Just then, Mme Vidocq begins a tirade in the darkness:
“I was made for this noble war, calm and patient in my righteousness. If I don’t do it, who will? I know what’s coming. No one can stop me. I kill people I like. It’s my duty. Some of them beg for their life, but I never feel sad. I don’t really feel anything. I’m doing the right thing. No doubts about it. It’s such a filthy, sick world. I’m helping purify it, to make this world healthy again. There’s something healing in spilling impure blood. Listen to this, Vicky. Did you know, Sweetie, the Amerindians believed our veins collect evil spirits – what causes sickness, so once a month they would bleed themselves to release them. That’s what I’m doing when I kill someone; I’m purifying their souls. I’ve been killing for 90 years. That’s why so many shadows keep me company – they were all cleansed here in the castle. My children don’t know a thing about my killings. I started with the house servants, till there were none left. Don’t worry, Vicky. You won’t have long to wait. You’ll be next, Sweetie. No more hopelessness for you. You’ll be cured for good.”
The blue-white beam returns in a flash with blinding brightness.
Louise looks around, squinting, one hand over her brow shielding her eyes. Next to the dining table is a – “Oh, Jesus!” Her hand jerks, and the beam shifts and shoots up to the ceiling. Both her hands shaking, she sweeps the light through the darkness again, seeing a man sitting by the table – no, a woman, wearing some kind of shawl, her hair pulled back. A lifeless face, eyes open and vacant, unresponsive to the shifting light – legs crossed, glossy skin. Dead? No, not a person at all. A mannequin. Louise exhales with the realization. She looks around again, the light moving again, searching. Louise spots an arrow painted on the mirror toward the broken window pane. Did Vicky escape? How? Vicky became so daring? Louise loves a challenge and respects Vicky all the more. This game will be exciting! The blue-white glow flickers a few times, then extinguishes itself.

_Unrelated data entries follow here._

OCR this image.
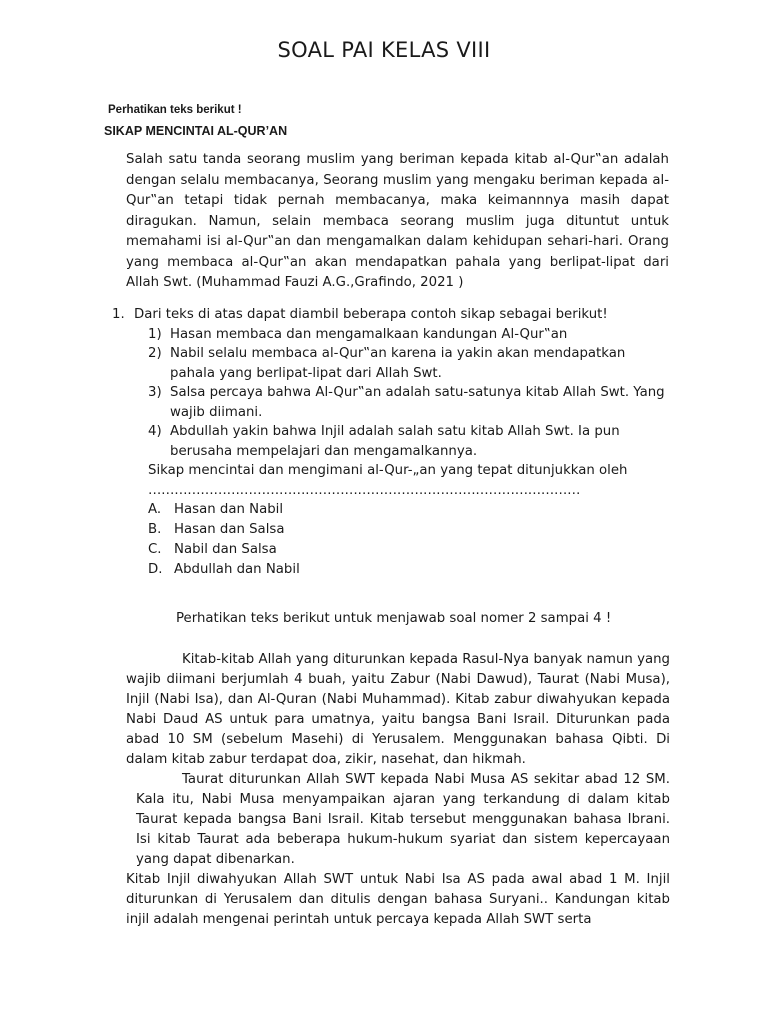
SOAL PAI KELAS VIII
Perhatikan teks berikut !
SIKAP MENCINTAI AL-QUR’AN

Salah satu tanda seorang muslim yang beriman kepada kitab al-Qur‟an adalah dengan selalu membacanya, Seorang muslim yang mengaku beriman kepada al-Qur‟an tetapi tidak pernah membacanya, maka keimannnya masih dapat diragukan. Namun, selain membaca seorang muslim juga dituntut untuk memahami isi al-Qur‟an dan mengamalkan dalam kehidupan sehari-hari. Orang yang membaca al-Qur‟an akan mendapatkan pahala yang berlipat-lipat dari Allah Swt. (Muhammad Fauzi A.G.,Grafindo, 2021 )

1. Dari teks di atas dapat diambil beberapa contoh sikap sebagai berikut!
1) Hasan membaca dan mengamalkaan kandungan Al-Qur‟an
2) Nabil selalu membaca al-Qur‟an karena ia yakin akan mendapatkan pahala yang berlipat-lipat dari Allah Swt.
3) Salsa percaya bahwa Al-Qur‟an adalah satu-satunya kitab Allah Swt. Yang wajib diimani.
4) Abdullah yakin bahwa Injil adalah salah satu kitab Allah Swt. Ia pun berusaha mempelajari dan mengamalkannya.
Sikap mencintai dan mengimani al-Qur-„an yang tepat ditunjukkan oleh
………………………………………………………………………………………
A. Hasan dan Nabil
B. Hasan dan Salsa
C. Nabil dan Salsa
D. Abdullah dan Nabil
Perhatikan teks berikut untuk menjawab soal nomer 2 sampai 4 !

Kitab-kitab Allah yang diturunkan kepada Rasul-Nya banyak namun yang wajib diimani berjumlah 4 buah, yaitu Zabur (Nabi Dawud), Taurat (Nabi Musa), Injil (Nabi Isa), dan Al-Quran (Nabi Muhammad). Kitab zabur diwahyukan kepada Nabi Daud AS untuk para umatnya, yaitu bangsa Bani Israil. Diturunkan pada abad 10 SM (sebelum Masehi) di Yerusalem. Menggunakan bahasa Qibti. Di dalam kitab zabur terdapat doa, zikir, nasehat, dan hikmah.

Taurat diturunkan Allah SWT kepada Nabi Musa AS sekitar abad 12 SM. Kala itu, Nabi Musa menyampaikan ajaran yang terkandung di dalam kitab Taurat kepada bangsa Bani Israil. Kitab tersebut menggunakan bahasa Ibrani. Isi kitab Taurat ada beberapa hukum-hukum syariat dan sistem kepercayaan yang dapat dibenarkan.

Kitab Injil diwahyukan Allah SWT untuk Nabi Isa AS pada awal abad 1 M. Injil diturunkan di Yerusalem dan ditulis dengan bahasa Suryani.. Kandungan kitab injil adalah mengenai perintah untuk percaya kepada Allah SWT serta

When Louise plays these dangerous games, which she adores, the emotions of others turn into chaos – be it fear, anger, or hatred – especially when what was once love turns into hatred. Hatred, like love, is chaotic. Think about it! Love makes no sense to psychopaths like Louise. No kind of emotion makes any sense to her. Remember, Louise doesn’t have emotions. She fakes them. What good is love or feelings to a psychopath? Emotions weaken people and spin them till they fall. Louise is a chosen one, firm and righteous. Only the weak fall apart – be it an individual in love, or a couple, or a whole family or nation. Civil wars are really about falling out of love. What happens when nations fall out of love? They hate their neighbors. They carry out genocide against neighbors, or they starve them or set up a system of deathcamps to get even and teach them a lesson. Some prefer fire-bombing neighbors or dropping nuclear bombs on them or implementing trade sanctions that kill the most vulnerable – helpless children mostly. It can’t be helped!